Сашка натянула поверх купальника сарафан, сунула ноги в босоножки и, прихватив с собой хозяйкино полотенце, выскочила во двор, на солнышко.
Во дворе цвели деревья, названия которых Сашка не знала и звала про себя «павлиновыми». За цепочкой неровно подстриженных кустов начиналась улица, ведущая к морю. «Улица, Ведущая к Морю» – так Сашка и решила ее про себя называть. Таблички с подлинным названием улицы, простым и невзрачным, ничего не значили. Бывает ведь, что прекрасным вещам дают дурацкие названия – и наоборот…
Помахивая сумкой, она пошла – побежала – вниз.
Люди шли густой толпой, кто с надувным матрасом, кто с большим зонтиком, кто с одной только пляжной сумкой. Дети, как водится, обливались талым мороженым, и матери, бранясь, затирали пятна скомканными носовыми платками. Солнце давно перевалило зенит и теперь висело над далекими горами, будто выбирая место для посадки. Сашка, улыбаясь во весь рот, шла к морю, чувствуя горячий асфальт даже сквозь подошвы босоножек.
Они выбрались.
Несмотря на безденежье, несмотря на мамины проблемы на работе. Не смотря ни на что, они приехали на море, и через пятнадцать минут… десять… Сашка нырнет.
Улица повернула. Тротуар почти полностью прегражден был щитами мелкой туристической конторы – вот Ласточкино Гнездо, Массандра, Никитский ботанический, Алупкинский дворец… Звенели и гудели игровые автоматы. Железная тумбочка механическим голосом предлагала предсказать судьбу по линиям руки. Сашка поднялась на цыпочки – и наконец-то увидела море.

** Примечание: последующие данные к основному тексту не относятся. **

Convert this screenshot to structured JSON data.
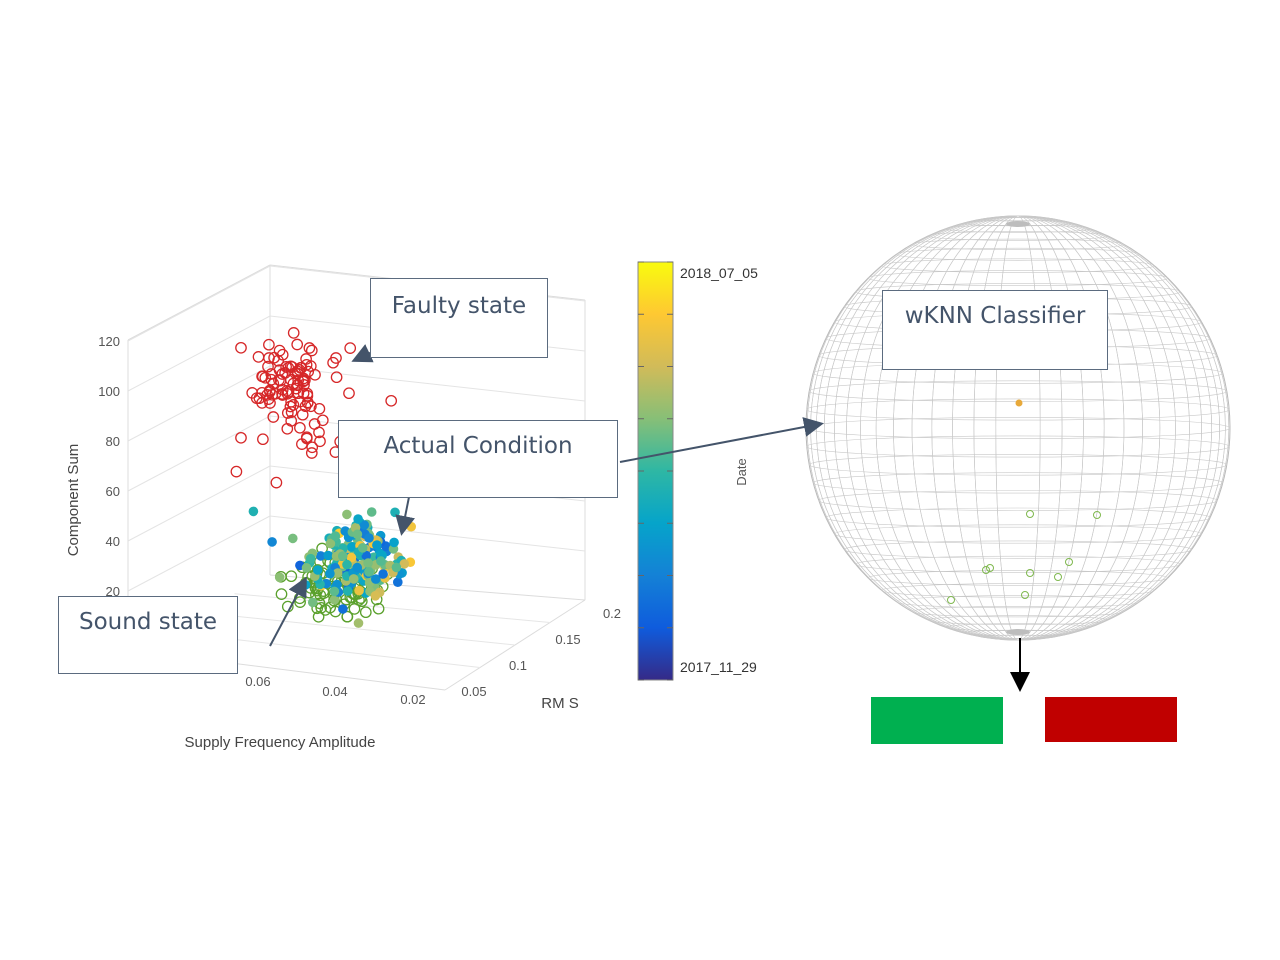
{
  "chart_data": {
    "type": "scatter",
    "projection": "3d",
    "axes": {
      "x": {
        "label": "Supply Frequency Amplitude",
        "ticks": [
          "0.06",
          "0.04",
          "0.02"
        ]
      },
      "y": {
        "label": "RM S",
        "ticks": [
          "0.05",
          "0.1",
          "0.15",
          "0.2"
        ]
      },
      "z": {
        "label": "Component Sum",
        "ticks": [
          "20",
          "40",
          "60",
          "80",
          "100",
          "120"
        ],
        "range": [
          20,
          120
        ]
      }
    },
    "clusters": [
      {
        "name": "Faulty state",
        "marker": "open-circle",
        "color": "#d62728",
        "count": 110,
        "z_range": [
          75,
          122
        ]
      },
      {
        "name": "Sound state",
        "marker": "open-circle",
        "color": "#5aa02c",
        "count": 90,
        "z_range": [
          14,
          38
        ]
      },
      {
        "name": "Actual Condition",
        "marker": "filled-circle",
        "colormap": "parula",
        "count": 170,
        "z_range": [
          25,
          62
        ]
      }
    ],
    "colorbar": {
      "label": "Date",
      "min_label": "2017_11_29",
      "max_label": "2018_07_05",
      "colors": [
        "#352a87",
        "#0f5cdd",
        "#1481d6",
        "#06a4ca",
        "#2eb7a4",
        "#87bf77",
        "#d1bb59",
        "#fec832",
        "#f9fb0e"
      ]
    }
  },
  "annotations": {
    "faulty": "Faulty state",
    "actual": "Actual Condition",
    "sound": "Sound state",
    "classifier": "wKNN Classifier"
  },
  "classifier_sphere": {
    "highlight_point_color": "#e8a93a",
    "point_color": "#7fb84e"
  },
  "result_boxes": {
    "healthy_color": "#00b050",
    "faulty_color": "#c00000"
  }
}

Едва удержалась, чтобы не кинуться галопом. Рысцой двинулась вниз по склону, становившемуся все более крутым, туда, где прибой, туда, откуда доносился счастливый детский визг и музыка приморских кафе. Сейчас…
Ближайший пляж оказался платным. Не очень даже расстроившись, Сашка сделала крюк вокруг забора, спрыгнула с невысокой бетонной балюстрадки, и под ногами у нее захрустела галька. Выискав свободное местечко на камнях, сбросила на сумку полотенце, сарафан, рядом оставила босоножки и, морщась, заковыляла по камням к полосе прибоя. Едва добравшись до воды, опустилась на четвереньки, плюхнулась, поплыла…
Вот оно, счастье.
Вода в первую секунду показалась холодной, а во вторую – парной, как молоко. У берега покачивались на волнах водоросли и обрывки полиэтиленовых пакетов, но Сашка плыла дальше и дальше, и вода перед ней очистилась и сменила цвет, позади остались надувные матрасы и дети на ярких кругах, вокруг открылось море, и вспыхнул ярко-красный конический буек – как знак совершенства между двумя голубыми полотнищами.
Сашка нырнула, открыла глаза и увидела целую стаю серых продолговатых рыб.
Она возвращалась рысцой – мама, наверное, заждалась и будет ругать ее. Дорога в гору показалась неожиданно крутой и длинной. В магазинчике единственная замученная продавщица торговала и хлебом, и яйцами, и картошкой, потому очередь к ней стояла нешуточная. Сашка заручилась поддержкой плотной загорелой женщины («Вы скажете, что я за вами, хорошо?») и по Улице, Ведущей к Морю, побежала во двор с «павлиновыми» деревьями.
Человек стоял возле квартирного бюро – зеленой будки с вечно закрытыми ставнями. Был он, несмотря на жару, одет в темный джинсовый костюм. Его лицо под козырьком синей кепки казалось нездорово-желтым, восковым. Темные очки не пропускали ни лучика и ничего не отражали. И все-таки Сашка поймала его взгляд.
Ей сделалось неприятно.
Отвернувшись и не глядя больше на странного человека, она вошла в подъезд, пропахший поколениями котов и кошек, поднялась на второй этаж и позвонила в черную дерматиновую дверь с жестяным номером «двадцать пять».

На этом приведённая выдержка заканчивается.